OpenAI recently introduced GPT-3, the largest language model to date with 175 billion parameters. In this blog post, I will summarize the important points for those familiar with language models who want to understand the key aspects of this work without having to read the full 72-page paper.
The authors of GPT-3 highlight the limitations of fine-tuning using task-specific datasets, as acquiring these datasets can be challenging and fine-tuning can lead to poor out-of-distribution performance. The authors propose “in-context learning,” which involves providing the model with a task specification or a few task demonstrations as a prompt. This primes the model to focus on the specific task and adapt quickly to it. The assumption is that the model learns a diverse set of skills and pattern recognition abilities during training and utilizes them during inference to recognize or adapt to the desired task.
Bigger models are expected to have better in-context capabilities as low perplexity (prediction uncertainty) is generally associated with better performance on downstream tasks. The authors conducted experiments where the model had to remove random symbols from a word, varying the number of in-context examples provided. The results showed that the prompt played a significant role, especially when the number of examples was low.
GPT-3’s architecture is similar to GPT-2, with some modifications. It uses a Transformers-based architecture and incorporates dense and locally banded sparse attention patterns in the layers, similar to the Sparse Transformer. The authors trained GPT-3 in different sizes, ranging from 125 million parameters to 175 billion parameters, to analyze the correlation between model size and benchmark performance.

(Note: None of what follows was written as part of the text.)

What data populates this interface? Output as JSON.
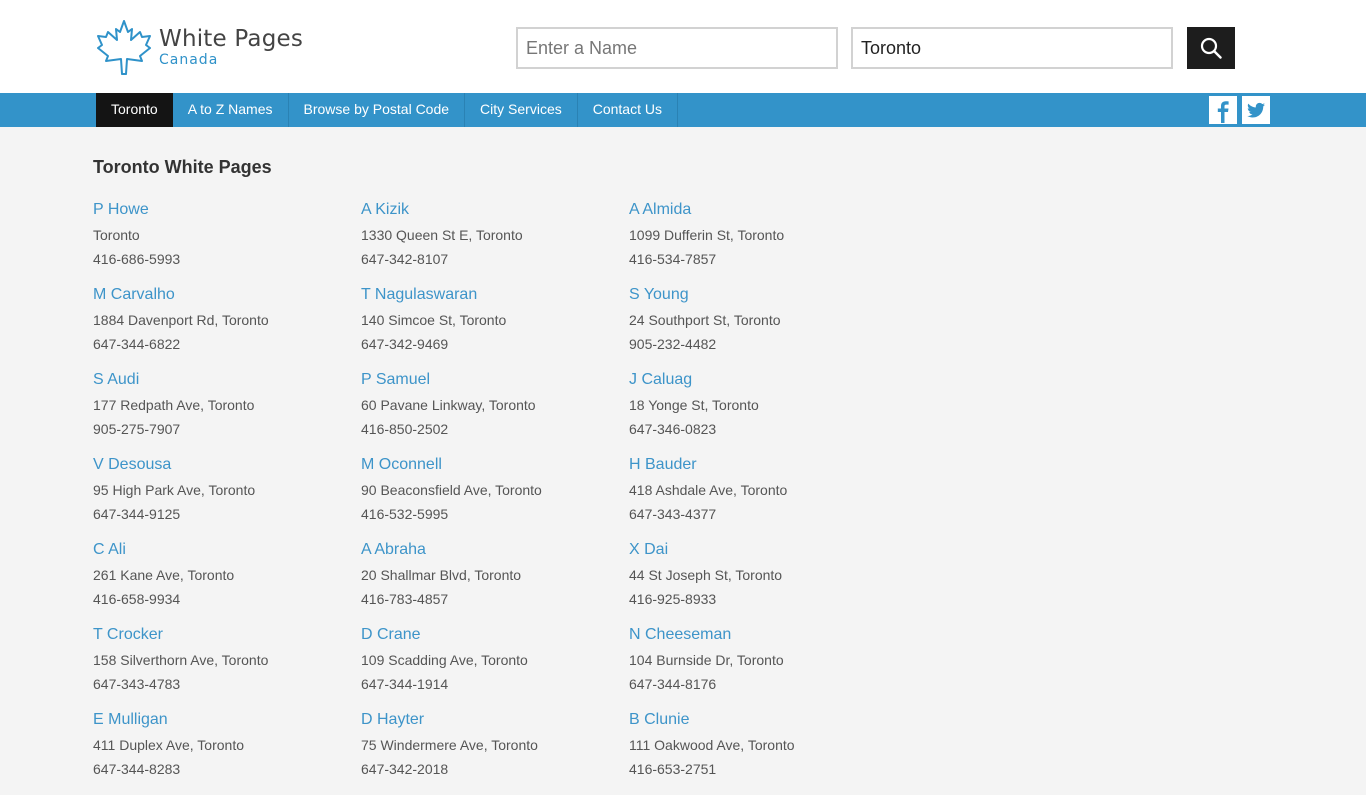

To improve the quality of the datasets, the authors filtered the CommonCrawl dataset based on similarity to high-quality reference corpora, performed deduplication to remove redundancy, and added known high-quality corpora to the training mix.
The authors evaluated GPT-3 on various NLP benchmarks and found promising results. For example, GPT-3 achieved state-of-the-art performance on the LAMBADA language modeling task, surpassing the previous record. It also outperformed the SOTA in closed book question answering, suggesting that larger models continue to absorb knowledge as their capacity increases. However, GPT-3 showed weaknesses in tasks involving sentence comparison and news article generation, indicating areas for improvement.

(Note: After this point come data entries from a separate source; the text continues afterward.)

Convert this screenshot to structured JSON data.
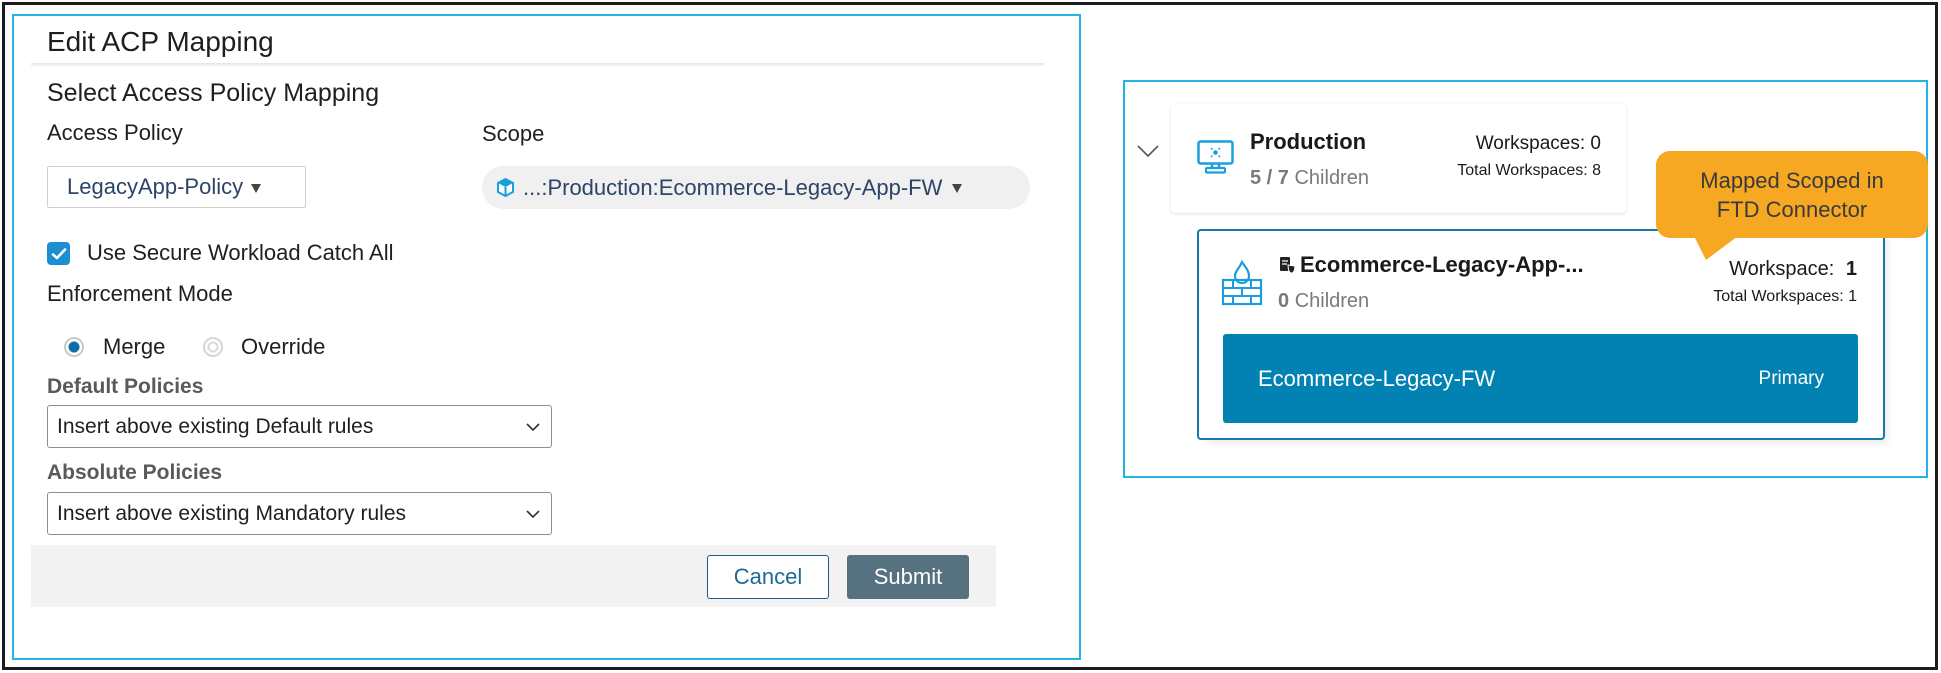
{
  "dialog": {
    "title": "Edit ACP Mapping",
    "section_title": "Select Access Policy Mapping",
    "access_policy": {
      "label": "Access Policy",
      "value": "LegacyApp-Policy"
    },
    "scope": {
      "label": "Scope",
      "value": "...:Production:Ecommerce-Legacy-App-FW",
      "icon": "cube-icon"
    },
    "catch_all": {
      "label": "Use Secure Workload Catch All",
      "checked": true
    },
    "enforcement": {
      "label": "Enforcement Mode",
      "options": [
        {
          "label": "Merge",
          "selected": true
        },
        {
          "label": "Override",
          "selected": false
        }
      ]
    },
    "default_policies": {
      "label": "Default Policies",
      "value": "Insert above existing Default rules"
    },
    "absolute_policies": {
      "label": "Absolute Policies",
      "value": "Insert above existing Mandatory rules"
    },
    "buttons": {
      "cancel": "Cancel",
      "submit": "Submit"
    }
  },
  "scope_tree": {
    "parent": {
      "name": "Production",
      "expanded": true,
      "children_count": "5 / 7",
      "children_label": "Children",
      "workspaces_text": "Workspaces: 0",
      "total_workspaces_text": "Total Workspaces: 8"
    },
    "child": {
      "name": "Ecommerce-Legacy-App-...",
      "children_count": "0",
      "children_label": "Children",
      "workspace_label": "Workspace:",
      "workspace_count": "1",
      "total_workspaces_text": "Total Workspaces: 1",
      "workspace_item": {
        "name": "Ecommerce-Legacy-FW",
        "role": "Primary"
      }
    },
    "callout": {
      "line1": "Mapped Scoped in",
      "line2": "FTD Connector"
    }
  },
  "colors": {
    "panel_border": "#22b5e3",
    "accent_blue": "#0281b3",
    "checkbox_blue": "#1b8fd0",
    "submit_bg": "#56717f",
    "callout_orange": "#f7a823"
  }
}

As model size increases, the risk of memorization also increases. The authors acknowledged the challenge of detecting test contamination from internet-scale datasets and attempted to mitigate it by removing documents with overlap with the test set. However, due to a bug, some contamination remained, but the results overall appeared valid.
While GPT-3 exhibits improvements over previous models, it still has weaknesses such as repetition, coherence loss in long passages, and contradiction. The choice to use an autoregressive language model instead of a bidirectional model like BERT might be a contributing factor to some of these weaknesses. Moving forward, training a bidirectional model at the scale of GPT-3 or exploring bidirectional models with few-shot learning is a promising direction for research.

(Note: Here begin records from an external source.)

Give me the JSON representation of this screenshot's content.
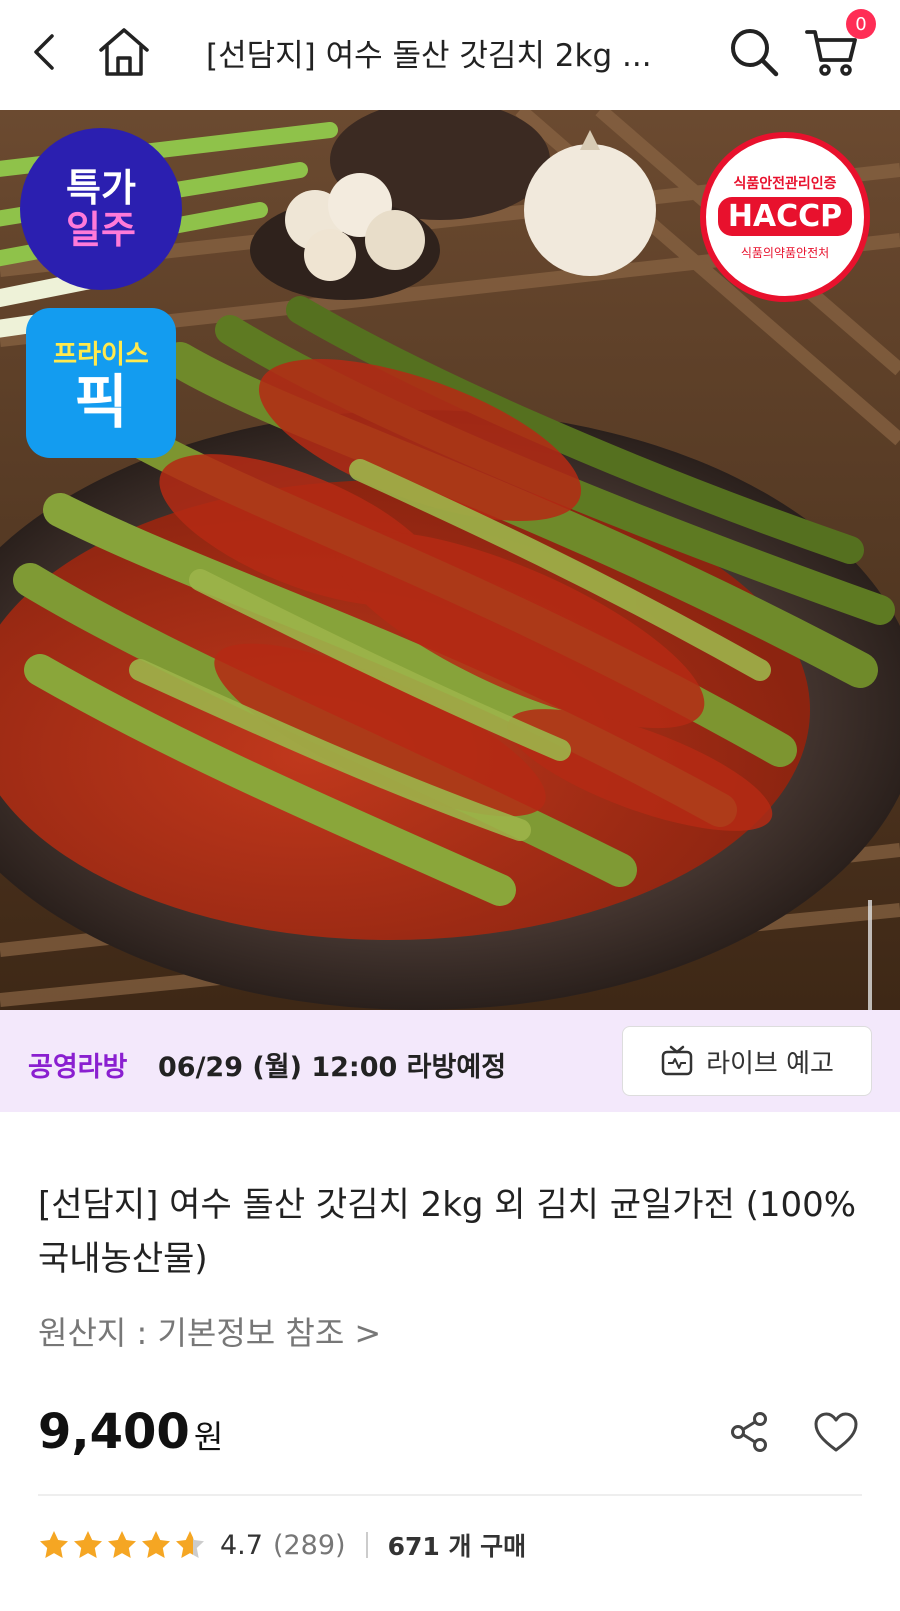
{
  "header": {
    "title": "[선담지] 여수 돌산 갓김치 2kg ...",
    "cart_count": "0"
  },
  "badges": {
    "special_line1": "특가",
    "special_line2": "일주",
    "price_line1": "프라이스",
    "price_line2": "픽",
    "haccp_top": "식품안전관리인증",
    "haccp_main": "HACCP",
    "haccp_bottom": "식품의약품안전처"
  },
  "live": {
    "tag": "공영라방",
    "schedule": "06/29 (월) 12:00 라방예정",
    "button_label": "라이브 예고"
  },
  "product": {
    "title": "[선담지] 여수 돌산 갓김치 2kg 외 김치 균일가전 (100% 국내농산물)",
    "origin": "원산지 : 기본정보 참조 >",
    "price": "9,400",
    "price_unit": "원",
    "rating": "4.7",
    "review_count": "(289)",
    "purchase_count": "671 개 구매",
    "rating_value": 4.7
  },
  "icons": {
    "back": "back-arrow-icon",
    "home": "home-icon",
    "search": "search-icon",
    "cart": "cart-icon",
    "share": "share-icon",
    "like": "heart-icon",
    "live_tv": "tv-icon",
    "star": "star-icon"
  },
  "colors": {
    "accent_purple": "#8a1fd0",
    "banner_bg": "#f3e8fb",
    "badge_red": "#ff2d55",
    "star": "#f5a623"
  }
}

There are also fundamental limitations in the pretraining objective of autoregressive and bidirectional models. Making the pretraining task better and grounding the model in other domains like video or real-world interaction could lead to improvements. Additionally, improving pretraining sample efficiency and exploring goal-directed actions rather than just predictions are important areas for future work.
Lastly, the size of GPT-3 poses practical challenges, and distillation techniques could be explored to address this. Overall, GPT-3 represents a significant advancement in language models, but further research is needed to overcome its limitations and enhance its capabilities.